Note that a sheet under these conditions would have a resistance across it given by

$$R=\frac{{\text{P}}_{\text{tmA}}-{\text{P}}_{\text{tmV}}}{\text{Q}}$$

with Q given by Eq. A3. Note that this differs from Bshouty and Younes's (3) resistance calculation under the same conditions, which is given by Equation 6 in that paper with resistance independent of arterial pressure.
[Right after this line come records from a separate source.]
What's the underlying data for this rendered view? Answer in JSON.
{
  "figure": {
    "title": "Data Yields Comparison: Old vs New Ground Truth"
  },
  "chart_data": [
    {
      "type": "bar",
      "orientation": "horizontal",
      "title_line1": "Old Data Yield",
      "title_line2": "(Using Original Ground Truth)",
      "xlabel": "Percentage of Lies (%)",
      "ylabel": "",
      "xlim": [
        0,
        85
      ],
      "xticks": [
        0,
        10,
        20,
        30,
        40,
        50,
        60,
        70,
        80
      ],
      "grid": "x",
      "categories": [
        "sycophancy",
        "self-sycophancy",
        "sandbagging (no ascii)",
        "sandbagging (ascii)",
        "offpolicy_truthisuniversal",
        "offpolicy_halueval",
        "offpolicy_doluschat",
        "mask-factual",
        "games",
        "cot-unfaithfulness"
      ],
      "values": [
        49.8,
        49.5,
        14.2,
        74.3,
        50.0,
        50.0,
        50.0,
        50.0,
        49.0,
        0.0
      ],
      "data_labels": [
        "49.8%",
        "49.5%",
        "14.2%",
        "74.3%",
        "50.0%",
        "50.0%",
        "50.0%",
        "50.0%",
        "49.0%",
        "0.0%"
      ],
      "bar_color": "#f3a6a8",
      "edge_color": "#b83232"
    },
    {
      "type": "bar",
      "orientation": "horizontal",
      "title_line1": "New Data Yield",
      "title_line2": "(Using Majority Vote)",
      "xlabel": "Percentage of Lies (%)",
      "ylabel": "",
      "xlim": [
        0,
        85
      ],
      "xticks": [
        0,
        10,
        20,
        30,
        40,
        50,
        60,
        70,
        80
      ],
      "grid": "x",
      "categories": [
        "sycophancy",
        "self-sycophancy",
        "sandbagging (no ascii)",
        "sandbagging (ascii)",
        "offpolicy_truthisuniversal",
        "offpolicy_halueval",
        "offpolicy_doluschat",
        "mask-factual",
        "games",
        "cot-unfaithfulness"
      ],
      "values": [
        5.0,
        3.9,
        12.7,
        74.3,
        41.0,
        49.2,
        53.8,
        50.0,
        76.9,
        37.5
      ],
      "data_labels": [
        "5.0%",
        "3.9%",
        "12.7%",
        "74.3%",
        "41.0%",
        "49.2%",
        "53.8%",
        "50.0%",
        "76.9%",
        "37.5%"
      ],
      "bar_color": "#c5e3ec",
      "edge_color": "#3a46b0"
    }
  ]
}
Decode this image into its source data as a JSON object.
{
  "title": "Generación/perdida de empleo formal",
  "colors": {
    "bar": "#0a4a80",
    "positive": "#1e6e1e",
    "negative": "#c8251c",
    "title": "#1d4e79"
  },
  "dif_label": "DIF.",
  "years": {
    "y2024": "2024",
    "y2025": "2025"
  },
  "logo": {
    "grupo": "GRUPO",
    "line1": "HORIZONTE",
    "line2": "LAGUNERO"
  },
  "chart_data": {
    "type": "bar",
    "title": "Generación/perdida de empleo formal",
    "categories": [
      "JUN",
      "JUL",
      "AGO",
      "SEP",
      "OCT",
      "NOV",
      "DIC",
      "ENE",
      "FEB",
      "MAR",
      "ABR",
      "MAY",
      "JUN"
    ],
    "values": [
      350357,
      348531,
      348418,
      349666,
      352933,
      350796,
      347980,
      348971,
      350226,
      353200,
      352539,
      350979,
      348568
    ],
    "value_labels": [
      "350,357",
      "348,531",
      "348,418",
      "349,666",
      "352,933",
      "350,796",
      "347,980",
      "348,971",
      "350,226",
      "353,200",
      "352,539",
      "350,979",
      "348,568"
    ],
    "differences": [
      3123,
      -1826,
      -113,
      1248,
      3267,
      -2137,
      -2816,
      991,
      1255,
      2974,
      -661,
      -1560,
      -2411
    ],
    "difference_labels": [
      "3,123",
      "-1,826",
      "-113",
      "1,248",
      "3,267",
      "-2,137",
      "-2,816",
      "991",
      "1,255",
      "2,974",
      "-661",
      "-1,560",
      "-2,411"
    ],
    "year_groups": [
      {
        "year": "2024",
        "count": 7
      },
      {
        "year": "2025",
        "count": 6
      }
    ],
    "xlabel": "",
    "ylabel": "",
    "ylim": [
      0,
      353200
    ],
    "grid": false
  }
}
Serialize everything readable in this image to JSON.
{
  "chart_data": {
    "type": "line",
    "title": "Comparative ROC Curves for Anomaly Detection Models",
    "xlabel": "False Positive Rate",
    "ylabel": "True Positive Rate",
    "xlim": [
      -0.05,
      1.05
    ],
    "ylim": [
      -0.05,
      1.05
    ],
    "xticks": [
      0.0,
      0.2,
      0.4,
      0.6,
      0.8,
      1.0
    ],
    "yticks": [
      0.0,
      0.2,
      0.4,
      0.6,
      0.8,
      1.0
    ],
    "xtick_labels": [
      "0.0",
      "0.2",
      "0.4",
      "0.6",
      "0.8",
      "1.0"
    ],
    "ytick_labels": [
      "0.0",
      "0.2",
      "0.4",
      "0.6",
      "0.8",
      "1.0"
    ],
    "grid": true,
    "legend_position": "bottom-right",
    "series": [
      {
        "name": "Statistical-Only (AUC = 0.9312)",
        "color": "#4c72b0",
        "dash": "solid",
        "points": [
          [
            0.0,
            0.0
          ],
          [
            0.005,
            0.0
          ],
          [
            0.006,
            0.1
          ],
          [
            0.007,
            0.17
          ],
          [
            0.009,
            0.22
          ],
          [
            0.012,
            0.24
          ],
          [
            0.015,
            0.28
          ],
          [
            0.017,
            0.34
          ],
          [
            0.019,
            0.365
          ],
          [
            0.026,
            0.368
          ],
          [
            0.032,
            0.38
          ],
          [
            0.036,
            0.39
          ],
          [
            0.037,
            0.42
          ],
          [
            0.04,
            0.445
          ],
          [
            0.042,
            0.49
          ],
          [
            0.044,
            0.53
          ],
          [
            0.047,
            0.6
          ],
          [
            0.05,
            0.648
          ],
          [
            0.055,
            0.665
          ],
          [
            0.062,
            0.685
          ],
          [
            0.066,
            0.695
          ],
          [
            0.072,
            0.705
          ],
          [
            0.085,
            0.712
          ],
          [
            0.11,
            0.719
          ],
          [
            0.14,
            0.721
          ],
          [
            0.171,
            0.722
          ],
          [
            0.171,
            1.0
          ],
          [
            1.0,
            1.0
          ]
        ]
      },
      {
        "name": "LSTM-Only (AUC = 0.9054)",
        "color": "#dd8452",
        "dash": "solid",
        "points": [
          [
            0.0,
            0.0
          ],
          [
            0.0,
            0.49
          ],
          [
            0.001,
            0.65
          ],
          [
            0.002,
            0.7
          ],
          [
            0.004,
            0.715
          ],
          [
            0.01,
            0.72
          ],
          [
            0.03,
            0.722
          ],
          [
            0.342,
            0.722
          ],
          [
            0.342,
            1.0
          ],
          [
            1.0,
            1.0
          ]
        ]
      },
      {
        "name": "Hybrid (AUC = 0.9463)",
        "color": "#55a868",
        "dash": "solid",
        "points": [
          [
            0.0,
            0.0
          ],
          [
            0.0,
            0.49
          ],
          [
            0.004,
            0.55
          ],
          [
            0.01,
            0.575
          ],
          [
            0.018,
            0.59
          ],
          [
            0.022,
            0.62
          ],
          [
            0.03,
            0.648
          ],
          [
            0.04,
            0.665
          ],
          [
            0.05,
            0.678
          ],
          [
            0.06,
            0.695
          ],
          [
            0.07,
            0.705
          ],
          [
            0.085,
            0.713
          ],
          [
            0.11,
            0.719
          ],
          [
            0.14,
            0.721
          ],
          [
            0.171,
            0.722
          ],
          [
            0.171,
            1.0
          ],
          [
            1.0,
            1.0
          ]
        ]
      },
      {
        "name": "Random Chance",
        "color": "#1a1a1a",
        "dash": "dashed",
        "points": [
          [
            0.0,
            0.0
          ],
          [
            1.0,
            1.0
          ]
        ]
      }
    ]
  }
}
The flow described here is calculated directly from the governing equations for sheet flow (the direct integral of Eq. 5), and flow and resistance depend on the pressure at both the arterial and venous sides of the sheet.

Finally, when P_tmA, P_tmV >P_CU the sheet is maximally distended and Eqs. 5 and 6 become

$$\text{Q}\hspace{0.17em}\text{=}\hspace{0.17em}\frac{\text{S}A}{{\mu }_{\text{C}}{\text{fl}}_{\text{C}}^{\text{2}}}{H}_{\max }^3\left({\text{P}}_{\text{tmA}}-{\text{P}}_{\text{tmV}}\right)$$ (A5)

$$\text{TT}=\frac{{\mu }_{\text{C}}f{l}_{\text{C}}^{\text{2}}}{H_{\max }^2\left({\text{P}}_{\text{tmA}}-{\text{P}}_{\text{tmV}}\right)}$$ (A6)

Flow through the sheet is then directly proportional to the pressure drop across it. This is analogous to Darcy's law that describes flow through a porous medium through a sheet of constant height. The resistance under these conditions corresponds to that calculated by Bshouty and Younes (3).